Hundert Meter weiter an der Augustinerstraße setzen plötzlich zwei Kahlgeschorene zum Sprint durch die Blockierer an. Das aussichtlose Unterfangen endet nach wenigen Metern in einer wüsten Schlägerei mit Linksautonomen. Mit blutigen Augenbrauen ergreifen die Skinheads die Flucht.

Die Polizei berichtet am Mittag, linksradikale Demonstranten hätten versucht, Einsatzkräften die Pistolen zu entreißen. Die Beamten setzen sich mit Schlagstöcken zur Wehr. Immer wieder werfen zum Teil vermummte Protestierer Steine und Flaschen auf Polizisten. Am Morgen wird ein Polizist von einem Knallkörper am Kopf verletzt. Augenzeugen erzählen, Autonome hätten einen Mannschaftswagen angegriffen, nachdem sich Rechtsradikale in das Auto geflüchtet hätten. Am Nachmittag ist zu hören, dass Linksradikale in der Südstadt Mülltonnen anzünden.

Insgesamt wurden an drei Orten in der Kölner Innenstadt laut Angaben der Polizei bis zum Abend rund 500 der Demonstranten in Gewahrsam genommen. Sechs Beamte seien verletzt worden.

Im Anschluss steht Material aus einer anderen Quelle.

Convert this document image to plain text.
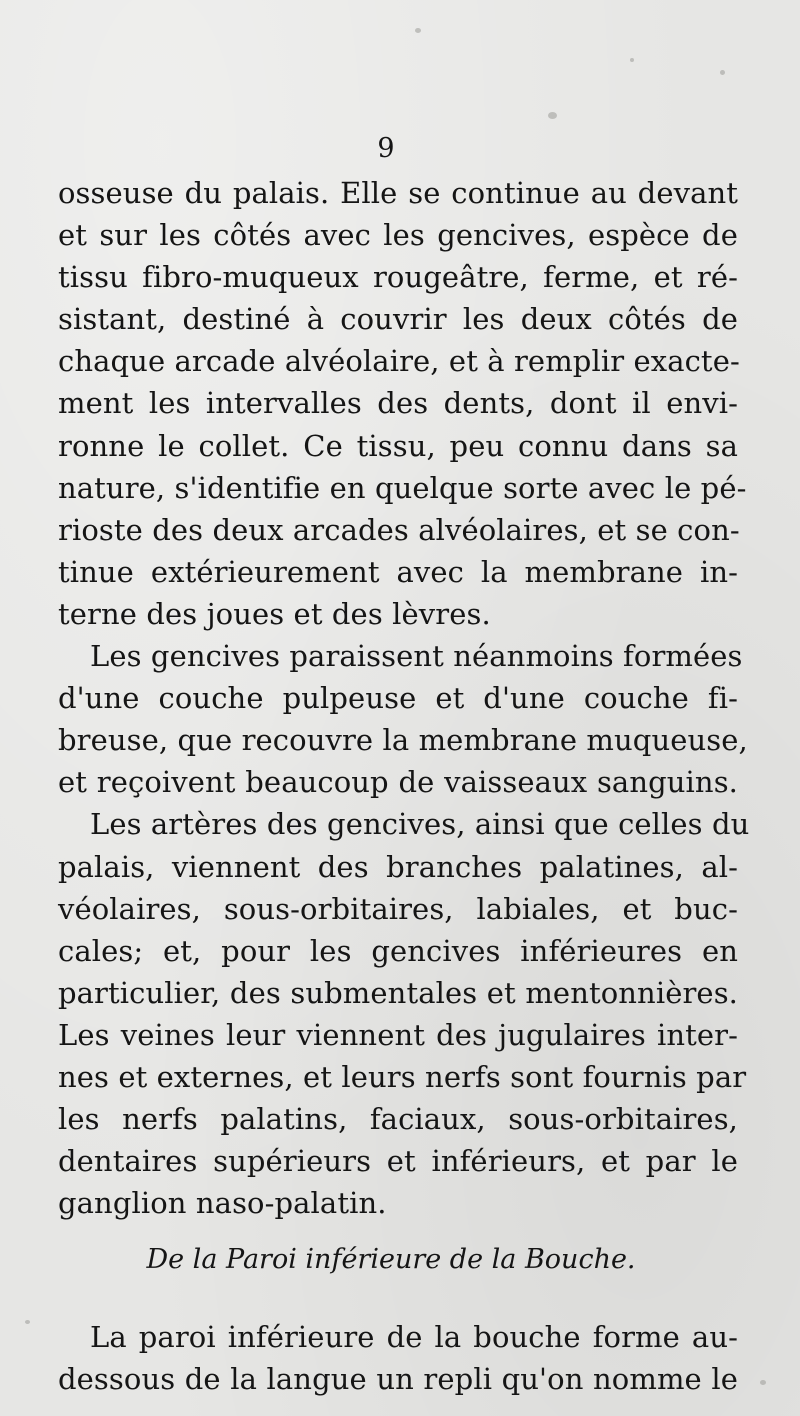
9
osseuse du palais. Elle se continue au devant
et sur les côtés avec les gencives, espèce de
tissu fibro-muqueux rougeâtre, ferme, et ré-
sistant, destiné à couvrir les deux côtés de
chaque arcade alvéolaire, et à remplir exacte-
ment les intervalles des dents, dont il envi-
ronne le collet. Ce tissu, peu connu dans sa
nature, s'identifie en quelque sorte avec le pé-
rioste des deux arcades alvéolaires, et se con-
tinue extérieurement avec la membrane in-
terne des joues et des lèvres.
Les gencives paraissent néanmoins formées
d'une couche pulpeuse et d'une couche fi-
breuse, que recouvre la membrane muqueuse,
et reçoivent beaucoup de vaisseaux sanguins.
Les artères des gencives, ainsi que celles du
palais, viennent des branches palatines, al-
véolaires, sous-orbitaires, labiales, et buc-
cales; et, pour les gencives inférieures en
particulier, des submentales et mentonnières.
Les veines leur viennent des jugulaires inter-
nes et externes, et leurs nerfs sont fournis par
les nerfs palatins, faciaux, sous-orbitaires,
dentaires supérieurs et inférieurs, et par le
ganglion naso-palatin.
De la Paroi inférieure de la Bouche.
La paroi inférieure de la bouche forme au-
dessous de la langue un repli qu'on nomme le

Die Ausschreitungen werfen einen Schatten auf die eindrucksvolle, friedliche Gegenwehr der Kölner. Zu Tausenden sind sie an diesem Samstag auf den Beinen, um den Rechtspopulisten in ihrer Stadt die Stirn zu bieten. Es ist ein ausgesprochen bunter Protest unter dem Motto "Köln stellt sich quer": Am Morgen wehen vor dem Dom die Fahnen von Kommunisten, Gewerkschaften, Bürgerbewegungen und Motorradclubs neben selbstgemalten Transparenten und Plakaten.

Hunderte schunkeln zu kölschen Schlagern, auf den Stufen vor der Domplatte singt ein Chor der "Vereinigung schwul-lesbischer Chöre". Eine kostümierte Gruppe zieht durch die Straßen und schmettert einen umgedichteten Karnevalshit: "Die Blockade geht weiter, keen Nazi kütt durch." Stolz bedankt sich Oberbürgermeister Fritz Schramma (CDU) bei den Menschen, die sich mit Herzblut, Witz und Intelligenz erfolgreich gegen "diesen rassistischen Schwachsinn" gestemmt hätten.

Die, die der OB attackiert, machen ihrer Wut am Flughafen Luft, nachdem sie die Verbotsverfügung der Polizei erreicht. "Das ist die Schramma-SA", schimpft Jörg Uckermann, Bürgermeisterkandidat von "Pro NRW" in Leverkusen und Ex-CDUler. Nicht die Kölner würden sich gegen den Kongress stellen, sondern "linke Randalierer, die mit dem Oberbürgermeister gemeinsame Sache machten".

Auf einer improvisierten Pressekonferenz klagt "Pro"-Chef Beisicht über "Bürgerkrieg auf Kölns Straßen" und verkündet im Brustton der Überzeugung, dass man "den Rechtsstaat gegen Schramma und Co. verteidigen" werde. Auf dem Heumarkt kündigt Sprecher Michael Rouhs an, das Verbot juristisch prüfen zu lassen. Im Flughafen halten Anhänger Plakate gegen Islamisierung und Antifa hoch, skandieren: "Wir sind das Volk, wir sind das Volk!" Von den oberen Etagen des Terminals bestaunen wartende Passagiere das skurrile Schauspiel.

Filip Dewinter vom separatistischen "Vlaams Belang" bedankt sich noch artig bei Beisicht für "den Mut, so einen Kongress zu organisieren" und erklärt die Bundesrepublik kurzerhand zur "extrem linken und politisch korrekten Diktatur". Kurz darauf wollen die Belgier in Bussen zurück "in unser schönes Flandern" fahren. Zu diesem Zeitpunkt hat auch der Flughafen den ungebetenen Gästen schon Hausverbot erteilt.